Numbers drive humans - whether it's a hike in salary or a dip in school grades. The same goes for every podcast creator. The numbers in your data analytics tell you how your podcast has done so far and how you can improve your content and audience engagement.
Hubhopper provides creators with a robust data analytics dashboard that provides cumulative data on their podcast’s performance, regardless of where it is distributed. The dashboard also includes Spotify analytics separately.
Recently, this dashboard has become more insightful. You can now check top locations, compare episode listens, see top hours along with top episodes all in your Hubhopper data analytics dashboard.
This article will tell you how to decode your data analytics to understand it better and use that data to grow your audience.
Hubhopper data analytics dashboard overview
You can access a lot of insightful statistics inside your Hubhopper data analytics dashboard.
From the top, you can see your all time listens i.e., total listens of your podcast from all episodes combined.
Note: These all times listens don't include your Spotify listens. You get separate Spotify analytics at the end of the dashboard.
You have the option to select a time range to display analytics. You can see analytics from as recent as the last 7 days to as far back as 90 days.
Next, you get a brief analytics overview followed by detailed analytics of your podcast. Your detailed analytics includes:
- Daily listens
- Top hours
- Episode listens
- Your top episode
- Top locations
- Your Spotify analytics.
Here’s a breakdown of these data statistics, what they mean and how you can use them to your advantage.
The Analytics Overview is a summary of your podcast analytics during the chosen period.
It gives you a glimpse of the total listens and the number of unique listeners you acquired during this period.
Unique listeners are those who have listened to your podcast at least once during the given period.
It also shows whether you saw any growth in listens and listeners. This data is drawn from the comparison between the latest analytics to the previous analytics. So, if you choose analytics for the past 30 days, the data will be drawn by comparing analytics of the last 30 days and analytics of 30 days before that.
Daily listens show the number of listens you got daily in the chosen period.
In this graph, the podcast had the most listens on 11th August. Before that, there’s been a rise and fall in the listens.
You can use this information to figure out your listeners’ preferences. Did it get more listens on the day you published the episode? Does your podcast get more listens on weekdays? Has the number of listens declined because of a change in your podcast format?
Like it says, this data shows the top hours when your podcast is being streamed the most by listeners. You can compare the listening hours of the mornings and evenings as the data for both is provided separately under AM and PM options.
The graph below shows podcast listens in the early morning hours.
The graph below shows podcast listens during the evening hours.
When you see the two graphs, you notice how the podcast started streaming around 8 in the morning. These are the hours when people are usually commuting to work.
The podcast was streamed the most around 2 PM and continued streaming until 8 PM. The evening hours are mostly for leisure listening.
This kind of analytics lets you know the hours when your audience likes to listen to your podcast and hints to a listening pattern that you can use in your content.
You can use this information to decide when to upload the next episode. It will also help you to communicate with your current and potential listeners when they are most active.
You can view listens of all your episodes under Episode Listens. This helps you in comparing the episodes and understanding why some did better and others did not.

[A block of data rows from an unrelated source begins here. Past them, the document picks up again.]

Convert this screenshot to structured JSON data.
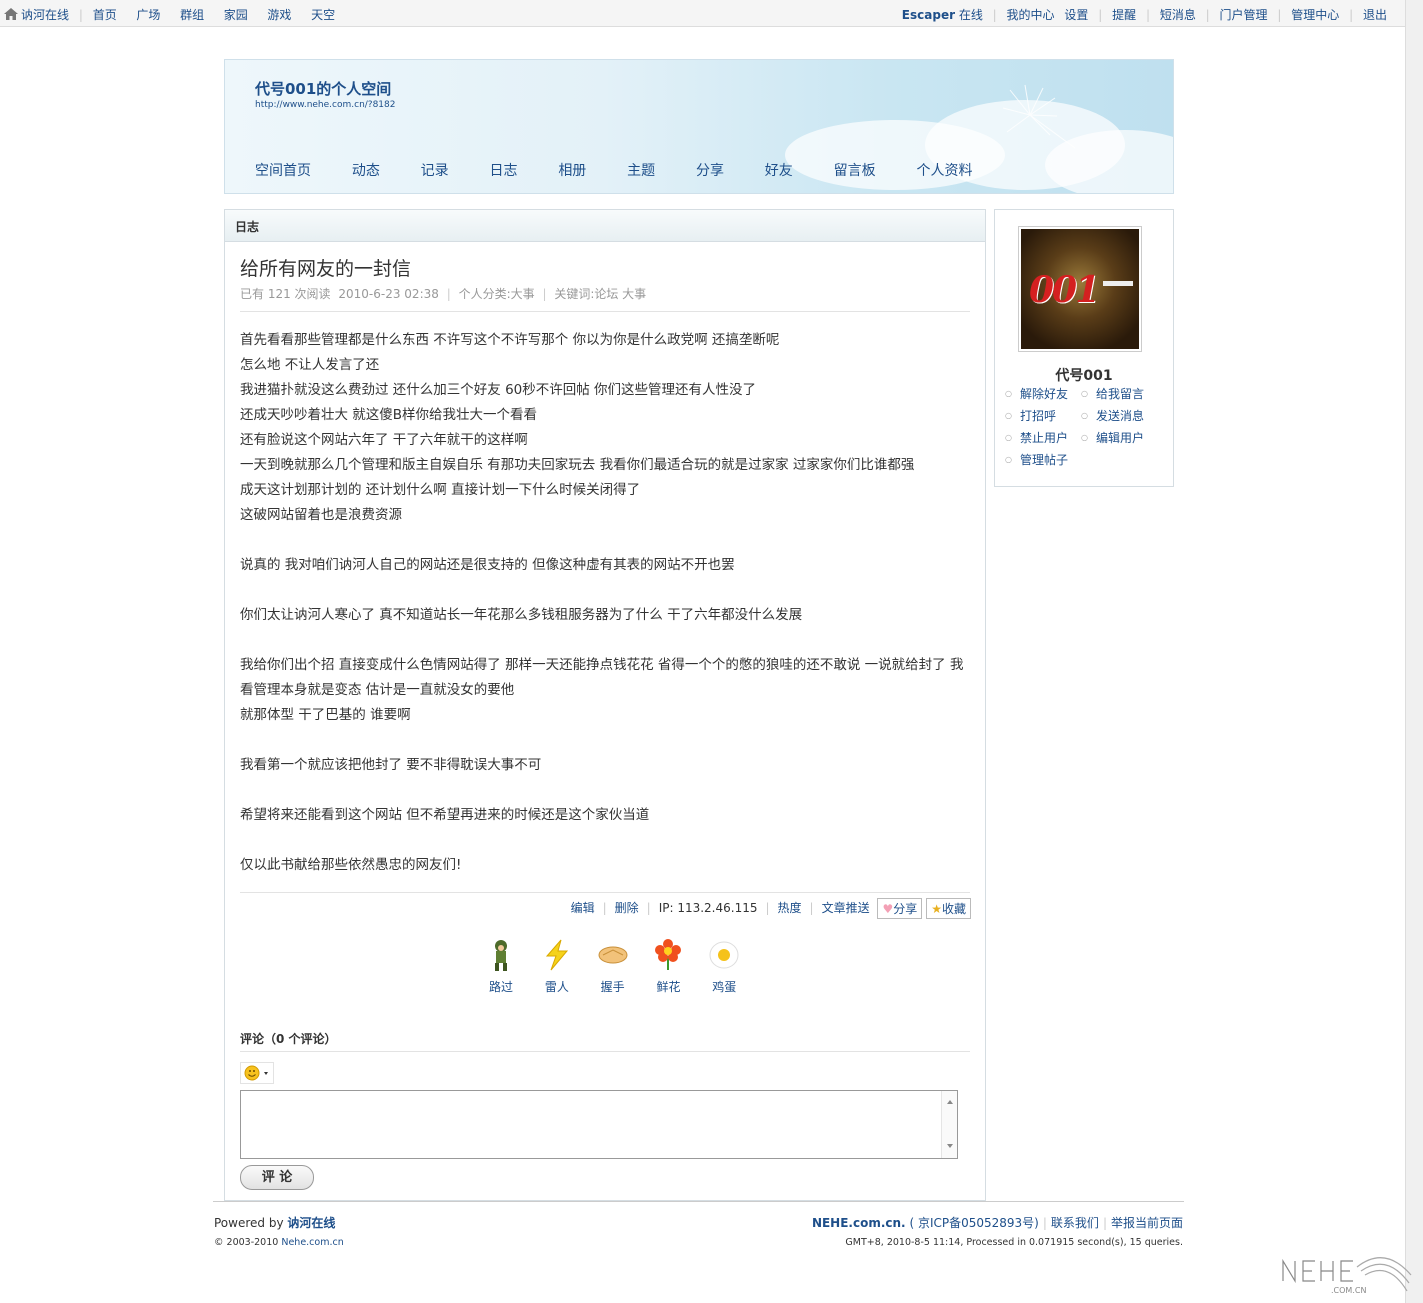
{
  "topbar": {
    "site_name": "讷河在线",
    "nav": [
      "首页",
      "广场",
      "群组",
      "家园",
      "游戏",
      "天空"
    ],
    "username": "Escaper",
    "status": "在线",
    "my_center": "我的中心",
    "settings": "设置",
    "links": [
      "提醒",
      "短消息",
      "门户管理",
      "管理中心",
      "退出"
    ]
  },
  "header": {
    "title": "代号001的个人空间",
    "url": "http://www.nehe.com.cn/?8182",
    "nav": [
      "空间首页",
      "动态",
      "记录",
      "日志",
      "相册",
      "主题",
      "分享",
      "好友",
      "留言板",
      "个人资料"
    ]
  },
  "panel": {
    "heading": "日志"
  },
  "blog": {
    "title": "给所有网友的一封信",
    "meta": {
      "reads": "已有 121 次阅读",
      "date": "2010-6-23 02:38",
      "category": "个人分类:大事",
      "keywords": "关键词:论坛  大事"
    },
    "paragraphs": [
      "首先看看那些管理都是什么东西 不许写这个不许写那个 你以为你是什么政党啊 还搞垄断呢",
      "怎么地 不让人发言了还",
      "我进猫扑就没这么费劲过 还什么加三个好友 60秒不许回帖 你们这些管理还有人性没了",
      "还成天吵吵着壮大 就这傻B样你给我壮大一个看看",
      "还有脸说这个网站六年了 干了六年就干的这样啊",
      "一天到晚就那么几个管理和版主自娱自乐 有那功夫回家玩去 我看你们最适合玩的就是过家家 过家家你们比谁都强",
      "成天这计划那计划的 还计划什么啊 直接计划一下什么时候关闭得了",
      "这破网站留着也是浪费资源",
      "",
      "说真的 我对咱们讷河人自己的网站还是很支持的 但像这种虚有其表的网站不开也罢",
      "",
      "你们太让讷河人寒心了 真不知道站长一年花那么多钱租服务器为了什么 干了六年都没什么发展",
      "",
      "我给你们出个招 直接变成什么色情网站得了 那样一天还能挣点钱花花 省得一个个的憋的狼哇的还不敢说 一说就给封了 我看管理本身就是变态 估计是一直就没女的要他",
      "就那体型 干了巴基的 谁要啊",
      "",
      "我看第一个就应该把他封了 要不非得耽误大事不可",
      "",
      "希望将来还能看到这个网站 但不希望再进来的时候还是这个家伙当道",
      "",
      "仅以此书献给那些依然愚忠的网友们!"
    ]
  },
  "actions": {
    "edit": "编辑",
    "delete": "删除",
    "ip": "IP: 113.2.46.115",
    "hot": "热度",
    "push": "文章推送",
    "share": "分享",
    "favorite": "收藏"
  },
  "reactions": [
    {
      "label": "路过",
      "icon": "soldier-icon"
    },
    {
      "label": "雷人",
      "icon": "lightning-icon"
    },
    {
      "label": "握手",
      "icon": "handshake-icon"
    },
    {
      "label": "鲜花",
      "icon": "flower-icon"
    },
    {
      "label": "鸡蛋",
      "icon": "egg-icon"
    }
  ],
  "comments": {
    "heading": "评论（0 个评论）",
    "submit": "评 论"
  },
  "sidebar": {
    "name": "代号001",
    "links": [
      "解除好友",
      "给我留言",
      "打招呼",
      "发送消息",
      "禁止用户",
      "编辑用户",
      "管理帖子"
    ]
  },
  "footer": {
    "powered_prefix": "Powered by",
    "powered_brand": "讷河在线",
    "copyright_prefix": "© 2003-2010",
    "copyright_link": "Nehe.com.cn",
    "site": "NEHE.com.cn.",
    "icp": "( 京ICP备05052893号)",
    "contact": "联系我们",
    "report": "举报当前页面",
    "stats": "GMT+8, 2010-8-5 11:14, Processed in 0.071915 second(s), 15 queries."
  },
  "colors": {
    "link": "#1e4f8a",
    "meta_gray": "#999999",
    "border": "#d5dde2",
    "header_sky": "#c9e6f2"
  }
}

First, check out your least listened to episodes and figure out why they did poorly. Maybe the intro wasn’t engaging enough and listeners left before hearing out the whole episode. Was the sound quality low? Perhaps you didn’t prepare enough and didn’t take the time to frame the podcast for new listeners. Was the episode topic overrated?
Now check out your episodes that have high listenership and figure out why. Was it because of a guest appearance? Was it the fresh perspective that made it unique? Maybe you tried a different podcast format and it worked.
By spotting these patterns and anomalies in your episodes, you’d better understand your audience and plan the next course of your podcast.
My Top Episode
You can see your top podcast episode in your Hubhopper data analytics dashboard. You can see the total listens and unique listeners of your top episode. This data shows what type of content your audience likes the most.
This demographic data shows you the top five cities that listen to your podcast the most. Through this analytics, you can see where your audience comes from.
You can get yourself acquainted with their cities to make special episodes for these listeners. This will make your content more relatable. You can also look at hosting events in these cities to grow your podcast community.
Spotify is one of the most popular platforms that has been actively investing in the booming podcast industry. As the platform has been displaying more and more podcasts, the listenership has seen considerable growth.
Hubhopper analytics dashboard provides you the Spotify analytics data separately. You can choose the time range for analytics and it will give you the data analytics for that particular period.
In Spotify Analytics, you can see the total listens. To get detailed analytics of the platform, click on the link below.
Here, you can view the daily listens as well as the episode wise listens. Again, this kind of data gives you an insight into your audience’s behavior pattern that you can use to hook new listeners.
We hope that the updated Hubhopper data analytics dashboard will help you track your podcast growth and understand your podcast and audience better. Head over to your Hubhopper dashboard to explore your updated podcast data analytics.